製材時に35mm厚の板材を30mmで仕上げるのはごく一般的で、手押し鉋盤とプレーナーを使えば容易です。ところが今回手元に35mm厚の板材が足りず50mm厚も使うことになりました。
手押し鉋盤で基準面を作りバンドソーで挽き割りをします。反りが出ることを想定して35mmで挽きました。ところが想定以上に反りが大きく、粗木取りで長さ750mm、幅285mmの材は仕上がり30mmはとても無理。このまま仕上げれば25mm程になってしまう。

挽き割りの予定と実際

 

そこで、暖房用に使っている遠赤外線ヒーターを使って反り修正をすることにしました。
自然(天然)乾燥材だから可能なことです。木細胞内に水分が残っているからで細胞内まで乾燥させた人工乾燥材では無理です。経験上破断、もしくは修正出来ません。
桟などはアイロンを用いたりしますが、面が大きいので今回は全体を一挙に熱したいため遠赤外線ヒーターです。
以下、手順です。
材を熱している写真、ラップで包んでの写真は撮り忘れたので図としました。

1.片面を熱する

材を熱する今までの経験から、挽き割ると挽き割った面が収縮します。わたしは単純な思考回路なので挽き割り面が乾燥、外気に触れていた面が外の湿気を含んでいる、と判断しました。(太平洋側の名古屋で製材、乾燥された材を湿潤な山間のこの地に持って来たからかもしれません。長梅雨のせいかも。)
そのため外気に触れていた面のみ全体をヒーターで熱します。焦がさないように注意しながらアチッ!となるくらいまで。

2.反対面を濡らす

反り内側の収縮した挽き割り面に水を含ませます。
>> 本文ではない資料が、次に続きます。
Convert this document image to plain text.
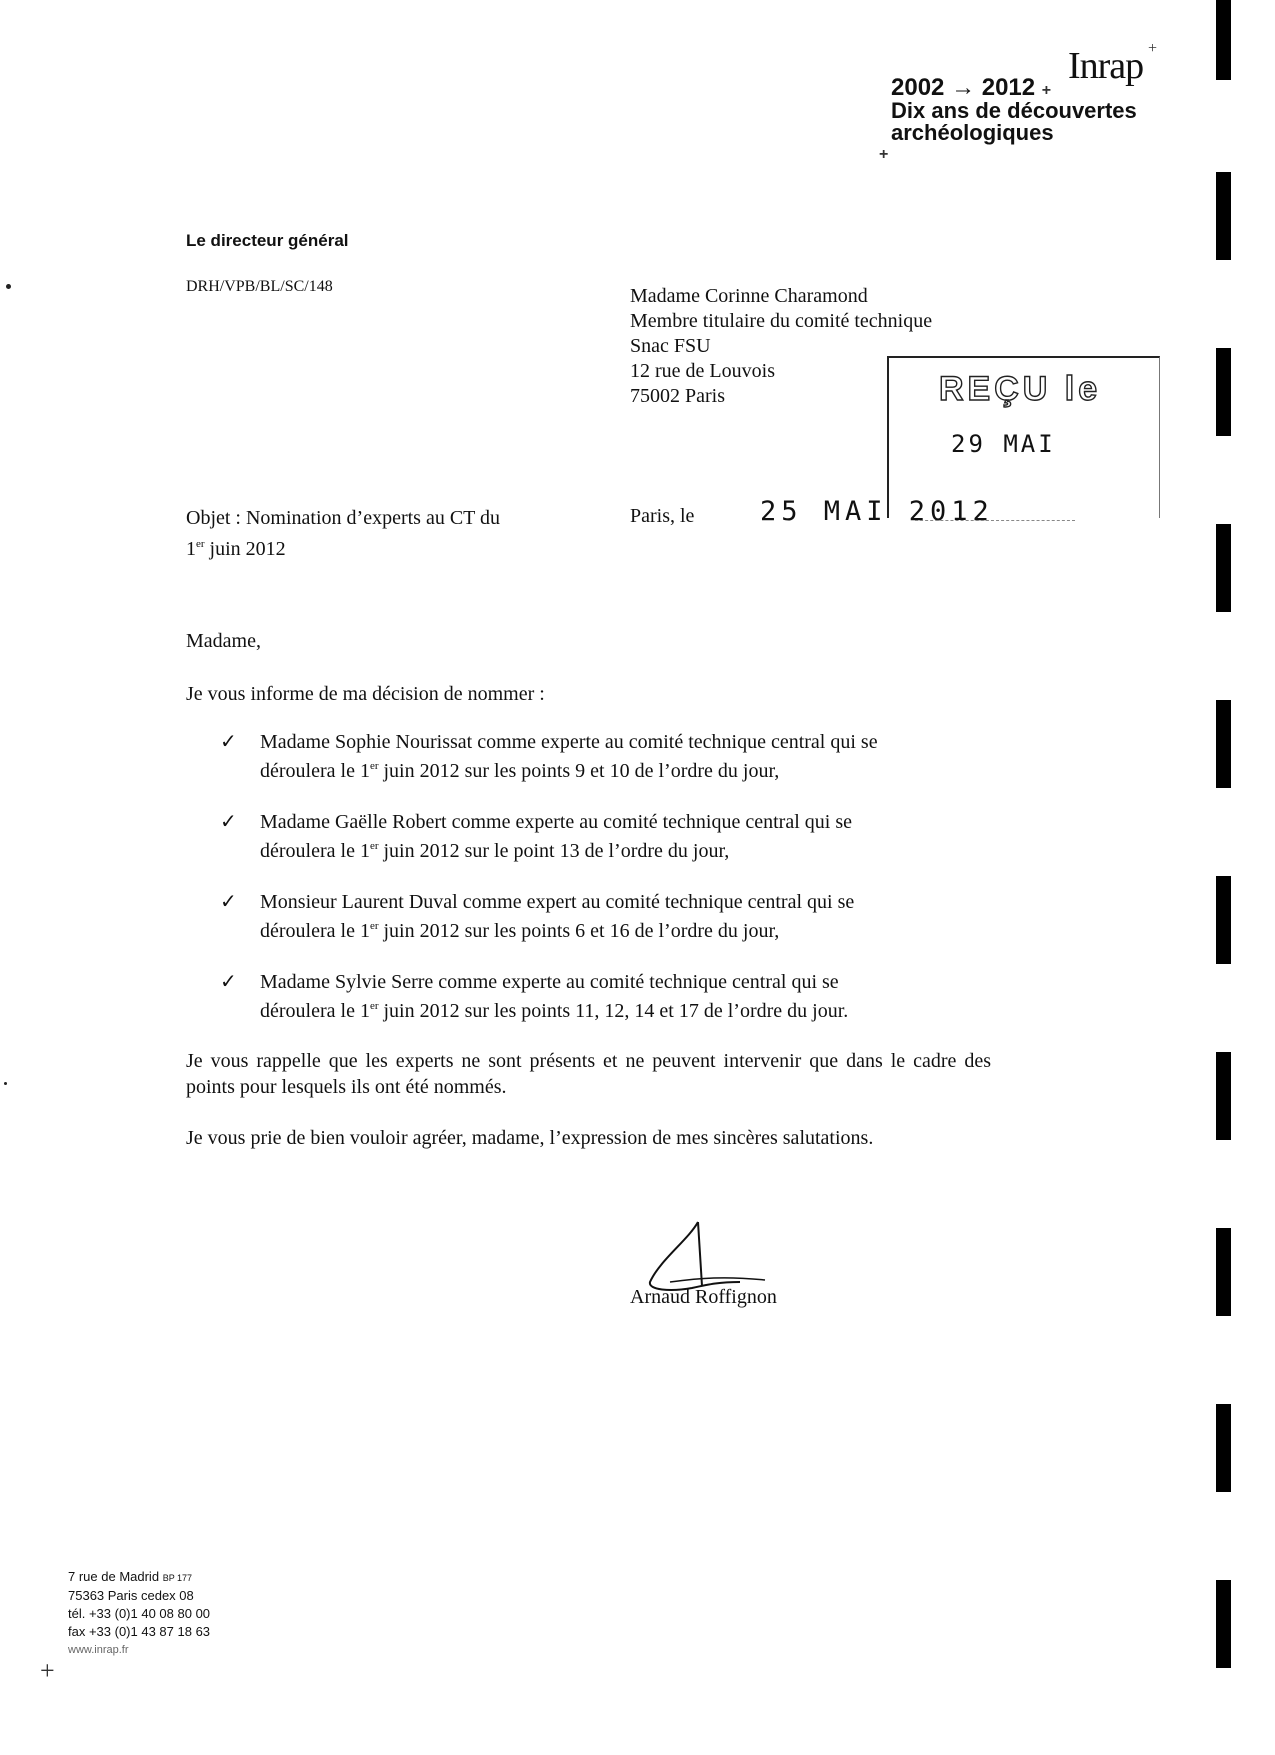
Inrap +
2002 → 2012 +
Dix ans de découvertes
archéologiques
+
Le directeur général
DRH/VPB/BL/SC/148	Madame Corinne Charamond
Membre titulaire du comité technique
Snac FSU
12 rue de Louvois
75002 Paris	REÇU le
29 MAI
Objet : Nomination d’experts au CT du
1er juin 2012
Paris, le 25 MAI 2012
Madame,
Je vous informe de ma décision de nommer :
✓ Madame Sophie Nourissat comme experte au comité technique central qui se
déroulera le 1er juin 2012 sur les points 9 et 10 de l’ordre du jour,
✓ Madame Gaëlle Robert comme experte au comité technique central qui se
déroulera le 1er juin 2012 sur le point 13 de l’ordre du jour,
✓ Monsieur Laurent Duval comme expert au comité technique central qui se
déroulera le 1er juin 2012 sur les points 6 et 16 de l’ordre du jour,
✓ Madame Sylvie Serre comme experte au comité technique central qui se
déroulera le 1er juin 2012 sur les points 11, 12, 14 et 17 de l’ordre du jour.
Je vous rappelle que les experts ne sont présents et ne peuvent intervenir que dans le cadre des points pour lesquels ils ont été nommés.
Je vous prie de bien vouloir agréer, madame, l’expression de mes sincères salutations.
Arnaud Roffignon
7 rue de Madrid BP 177
75363 Paris cedex 08
tél. +33 (0)1 40 08 80 00
fax +33 (0)1 43 87 18 63
www.inrap.fr
+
ベタベタに水を拭き更に半絞りの濡れタオルを当てます。この面は熱しません。

3.ラップで包む

1と2の作業を材がまだ熱い内に手早く行い水分が蒸発しにくいようにラップで包みます。

材のクランプ締め

 

4.反り強制

反りと反対側に反るようにクランプで締めます。

5.外気に馴染ませる

一週間ほど経ってからラップと濡れタオルを外してもう一度クランプで締めて両面を外気に馴染ませます。

濡れタオルとラップを外して再度クランプで締める。

 

6.面になるように締め直す

反りがわずかに反対側に反ったことが確認できたら、面になるようにクランプで締めておきます。この期間は長い方が良いでしょう。

以上です。

反対側に反らしてクランプするのですが、あまり長期間だとと逆反りしてしまうので注意が必要です。

おまけ

夏の終わりに庭のヤマユリが咲き誇りました。
夕暮れ時、白い花が宙に浮かぶ。